I see two big issues preventing young people specifically in the UK from voting.
Firstly, the formalities and structures. You have to register to vote. I read some recent stats and I think that unfortunately about a third of young voters literally forgot to register in the last general election. Then there have also been recent changes in the laws on voter IDs. You have to present your ID to vote, which disadvantages young people in particular, because they might not have a passport. It also relates to some socio-economic issues because you might be less likely to have a passport or driving licence if you don’t need it or cannot afford it.
Secondly, I think there is a feeling amongst young people that they're being failed by politics or political institutions. In the UK, there is almost no focus on young people. Funding has always been cut. Young people might not always directly know all of these policies but they notice the impact in their communities. Political apathy is often used as an explainer to say that young people just don't care. Maybe they just don't care because they think no one cares for them in the first place. Why should they engage with a system that marginalises them?
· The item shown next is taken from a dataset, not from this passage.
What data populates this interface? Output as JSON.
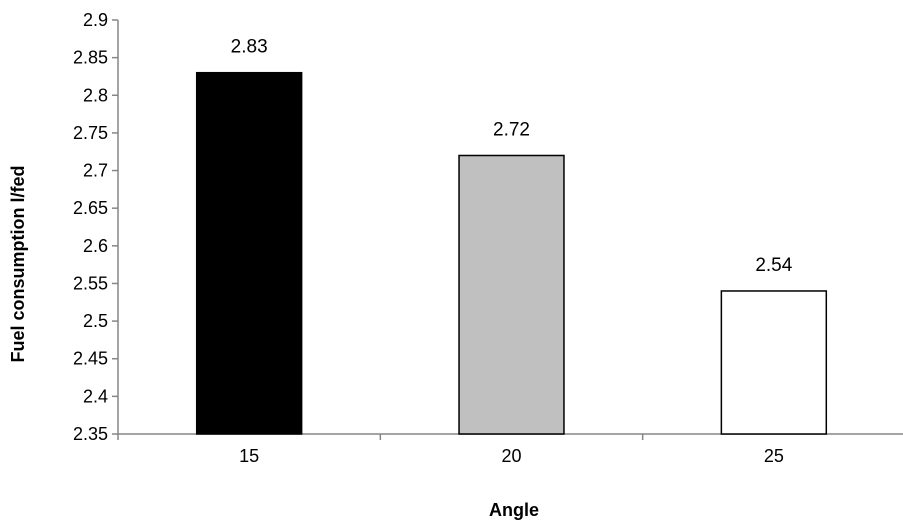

"I think people's opinions are being heard, I just don't think that they are being conveyed by the politicians. In many situations, you see politicians do these empty gestures of ‘Oh yes, I stand with you’, ‘Oh yes, here is my performative activism’. If we were to go and look at their voting record, it would say something entirely different." (Paula, 16)
I want to add something positive. I don't believe that young people are an undemocratic or even anti-democratic generation. I think there's prejudice that young people just don't want to vote. Again, I think it’s about the system rather than this idea of democracy that they
reject. I think non-voting always benefits other people who don't have the interests of young people at heart. I think that not-voting is sort of like a waste of the voice that everyone, especially young people, have and you should have.
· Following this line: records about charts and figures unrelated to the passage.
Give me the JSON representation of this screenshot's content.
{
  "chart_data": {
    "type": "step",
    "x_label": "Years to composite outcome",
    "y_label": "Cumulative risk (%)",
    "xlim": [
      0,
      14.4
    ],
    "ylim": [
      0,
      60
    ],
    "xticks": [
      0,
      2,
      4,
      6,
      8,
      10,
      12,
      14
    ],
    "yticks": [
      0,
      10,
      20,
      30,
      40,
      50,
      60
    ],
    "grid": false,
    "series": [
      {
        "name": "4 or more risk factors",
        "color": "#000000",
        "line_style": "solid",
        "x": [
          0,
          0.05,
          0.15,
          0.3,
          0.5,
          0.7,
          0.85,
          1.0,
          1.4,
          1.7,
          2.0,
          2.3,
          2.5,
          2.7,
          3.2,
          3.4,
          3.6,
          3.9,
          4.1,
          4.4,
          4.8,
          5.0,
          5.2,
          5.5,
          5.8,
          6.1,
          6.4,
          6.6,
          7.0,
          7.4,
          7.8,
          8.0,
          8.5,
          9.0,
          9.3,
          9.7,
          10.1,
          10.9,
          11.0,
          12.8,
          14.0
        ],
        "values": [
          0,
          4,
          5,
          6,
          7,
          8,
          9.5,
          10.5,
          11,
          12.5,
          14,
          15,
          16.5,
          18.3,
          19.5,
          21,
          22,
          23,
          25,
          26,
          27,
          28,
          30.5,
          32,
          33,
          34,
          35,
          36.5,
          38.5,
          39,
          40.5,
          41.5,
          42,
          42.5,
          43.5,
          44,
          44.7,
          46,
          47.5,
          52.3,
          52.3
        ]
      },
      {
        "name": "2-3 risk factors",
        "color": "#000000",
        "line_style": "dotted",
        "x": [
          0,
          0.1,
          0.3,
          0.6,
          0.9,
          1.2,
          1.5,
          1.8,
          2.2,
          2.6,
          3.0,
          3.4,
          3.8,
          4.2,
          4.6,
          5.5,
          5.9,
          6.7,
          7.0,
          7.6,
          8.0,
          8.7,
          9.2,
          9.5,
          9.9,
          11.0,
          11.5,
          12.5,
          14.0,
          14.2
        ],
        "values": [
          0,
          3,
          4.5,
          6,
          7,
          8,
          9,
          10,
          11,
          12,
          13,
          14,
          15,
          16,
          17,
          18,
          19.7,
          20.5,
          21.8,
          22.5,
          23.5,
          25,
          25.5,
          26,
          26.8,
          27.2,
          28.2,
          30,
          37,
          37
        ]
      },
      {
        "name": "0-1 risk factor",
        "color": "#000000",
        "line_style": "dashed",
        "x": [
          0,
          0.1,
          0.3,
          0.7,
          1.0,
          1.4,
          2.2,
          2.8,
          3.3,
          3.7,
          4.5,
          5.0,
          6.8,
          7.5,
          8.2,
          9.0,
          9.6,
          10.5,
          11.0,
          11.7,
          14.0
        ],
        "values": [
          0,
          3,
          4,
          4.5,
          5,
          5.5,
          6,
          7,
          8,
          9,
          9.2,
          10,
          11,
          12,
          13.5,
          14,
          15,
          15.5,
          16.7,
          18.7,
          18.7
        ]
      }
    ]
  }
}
Do you think all young people are likely to vote alike in the next general election, or is it more complicated?
Young people are just as complex as the rest of the population. However, I do think that there are certain things that unify people. I think people very much care about material security which relates to the cost-of-living crisis. So I do think that young people will vote for parties that address these issues. Right now, at least in this very moment, the likelihood of young people voting Labour rather than the Conservative Party is rather high. However, all of these pre-election polls are pretty meaningless until we know the final results.
How do political events impact the political maturity and opinions of young people?
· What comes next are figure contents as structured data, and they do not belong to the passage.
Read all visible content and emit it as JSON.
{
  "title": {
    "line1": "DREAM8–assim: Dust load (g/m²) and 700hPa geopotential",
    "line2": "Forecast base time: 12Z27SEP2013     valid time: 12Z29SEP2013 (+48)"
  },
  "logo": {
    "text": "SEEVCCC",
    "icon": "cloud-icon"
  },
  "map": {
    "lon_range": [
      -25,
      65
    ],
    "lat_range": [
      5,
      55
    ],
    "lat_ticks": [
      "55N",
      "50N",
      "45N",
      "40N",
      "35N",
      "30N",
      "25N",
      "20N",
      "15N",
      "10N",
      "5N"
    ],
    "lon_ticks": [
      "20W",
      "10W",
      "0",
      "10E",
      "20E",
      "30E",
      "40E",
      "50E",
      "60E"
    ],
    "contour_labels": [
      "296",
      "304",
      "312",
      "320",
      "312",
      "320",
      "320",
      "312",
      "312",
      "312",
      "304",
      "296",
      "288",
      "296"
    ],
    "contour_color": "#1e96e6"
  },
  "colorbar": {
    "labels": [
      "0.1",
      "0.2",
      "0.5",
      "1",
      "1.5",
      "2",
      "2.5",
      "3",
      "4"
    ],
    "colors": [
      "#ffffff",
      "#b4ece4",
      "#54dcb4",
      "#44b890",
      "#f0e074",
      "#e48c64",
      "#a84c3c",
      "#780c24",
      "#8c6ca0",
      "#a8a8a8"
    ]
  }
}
Political life cycles suggest that when you're young, you're less likely to vote and when you're old, you’re very likely to vote. There are also ideas that generations, these very broad concepts, are defined by things that have happened when a generation grows up together. For example, Brexit has been quite incisive. Now I think the pandemic has very much shaped how young people feel about their own selves, their own security, the security of the world. Uncertainty, specifically also for young people, has impacted how they perceive the world and world politics. These impressions of uncertainty, which remain with the cost-of-living crisis, for example, do play a great role and at least affect the issues that young people look like in the most important.
What is your encouragement to young people that youth voice matters?
If young people don't use their voice, and that includes voting but also maybe other forms of political expression, there's not many other people that will stand up for them unfortunately, Young people in politics has often not been prioritised. So I can only encourage young people to find maybe their passion, maybe a topic of interest to them, and see what they can do about it. It’s also important to find groups to join and find spaces to express yourself, without that ultimate goal of changing the world, because the steps in between really matter.